Heavy Ion Monte Carlo Track Matching

Complete: 5

Goal of this page

The aim of this page is to document the code and procedure for matching reconstructed tracks (reco::Track) to Monte Carlo truth (reco::GenParticle) in Heavy Ion events. Heavy Ion events are commonly simulated by mixing or embedding a signal event (corresponding to a high pt process) with a background event (corresponding to the underlying event). The existing track matching code, developed for pp events, only considers the case where the GenParticles belong to the signal event. This pages documents the modified code which can handle the background event as well—where the code lives, how to run it, the input and output, and details of the implementation.

Code and tags

Matching Tracks to GenParticles requires three modules: (A more detailed description can be found in the implementation section below)

The code has for these modules has been committed to CVS, but is not yet part of an official CMSSW release. To check out the code type the following commands from the src directory of a CMSSW project area from CMSSW_3_3_0_pre4 or later.

cvs co UserCode/CmsHi/Utilities
mv UserCode/CmsHi .
cvs co -r CMSSW_3_3_0_pre4 SimGeneral/TrackingAnalysis
cvs co -r1.7 SimGeneral/TrackingAnalysis/src/classes.h
cvs co -r1.5 SimGeneral/TrackingAnalysis/src/classes_def.xml
scramv1 b

The classes.h and classes_def.xml files are not included in the 3_3_0_pre4 version of SimGeneral/TrackingAnalysis, because they contain unofficial data formats. They must therefore be checked out separately. This is not ideal; it is hoped that a new implementation of the MC track matching (which is needed to improve some other issues) will resolve this.

Configuration files

The settings for the track matching are contained in the following configuration files:

How to run the track matching

Do you need to run the track matching?

If your events already have an edm::Association<reco::GenParticleCollection> called hiTrackMCMatch, then the track matching has already been run, and you do not need to do it yourself.
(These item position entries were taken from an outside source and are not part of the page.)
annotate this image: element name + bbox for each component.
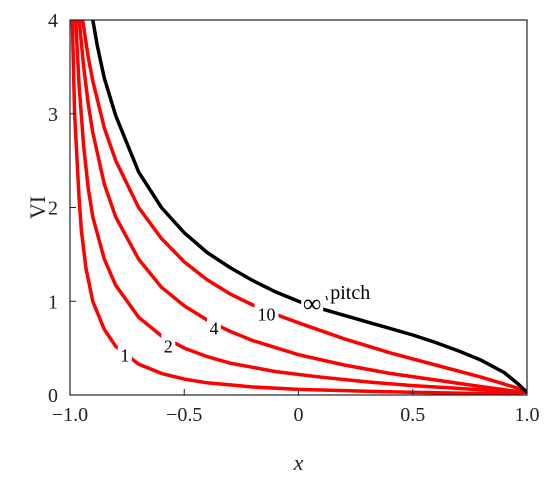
series-label-3: 10 [258,304,276,324]
series-label-1: 2 [164,336,173,356]
y-tick-label-3: 3 [48,104,58,126]
series-label-4: ∞ [303,289,322,318]
series-label-bg-0 [117,343,132,366]
y-axis-label: VI [25,196,50,219]
annotation-text-0: pitch [330,282,370,304]
x-axis-label: x [293,450,304,475]
curve-labels-layer: 1 2 4 10 ∞ pitch [117,282,370,366]
series-label-0: 1 [120,346,129,366]
curves-layer [70,20,527,395]
series-label-2: 4 [209,319,218,339]
y-tick-label-1: 1 [48,291,58,313]
series-label-bg-3 [254,302,279,325]
series-label-bg-2 [206,316,221,339]
series-line-2 [77,20,527,394]
x-tick-label-1: −0.5 [166,404,202,426]
series-line-4 [91,20,527,394]
y-tick-label-2: 2 [48,198,58,220]
x-tick-label-2: 0 [294,404,304,426]
annotation-leader-0 [325,295,328,301]
y-tick-label-4: 4 [48,10,58,32]
series-line-1 [73,20,527,394]
x-tick-label-4: 1.0 [515,404,540,426]
series-line-0 [70,20,527,395]
series-label-bg-4 [301,292,324,315]
series-label-bg-1 [161,334,176,357]
series-line-3 [80,20,527,394]
x-tick-label-0: −1.0 [52,404,88,426]
x-tick-label-3: 0.5 [400,404,425,426]
ticks-layer: −1.0 −0.5 0 0.5 1.0 0 1 2 3 4 [48,10,540,426]
y-tick-label-0: 0 [48,385,58,407]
You can check this by either
  • opening the file in ROOT, opening a TBrowser, clicking on the Root file, then Event, and looking for a branch called something like recoGenParticlesedmAssociation_hiTrackMCMatch__RECO., or
  • typing edmDumpEventContent filename.root at the command line, and searching for something like edm::Association<vector<reco::GenParticle> >     "hiTrackMCMatch"    ""            "RECO." in the output.

Running the track matching

If however your events don't contain this Association (e.g. you are generating your own Monte Carlo events), follow the instructions below.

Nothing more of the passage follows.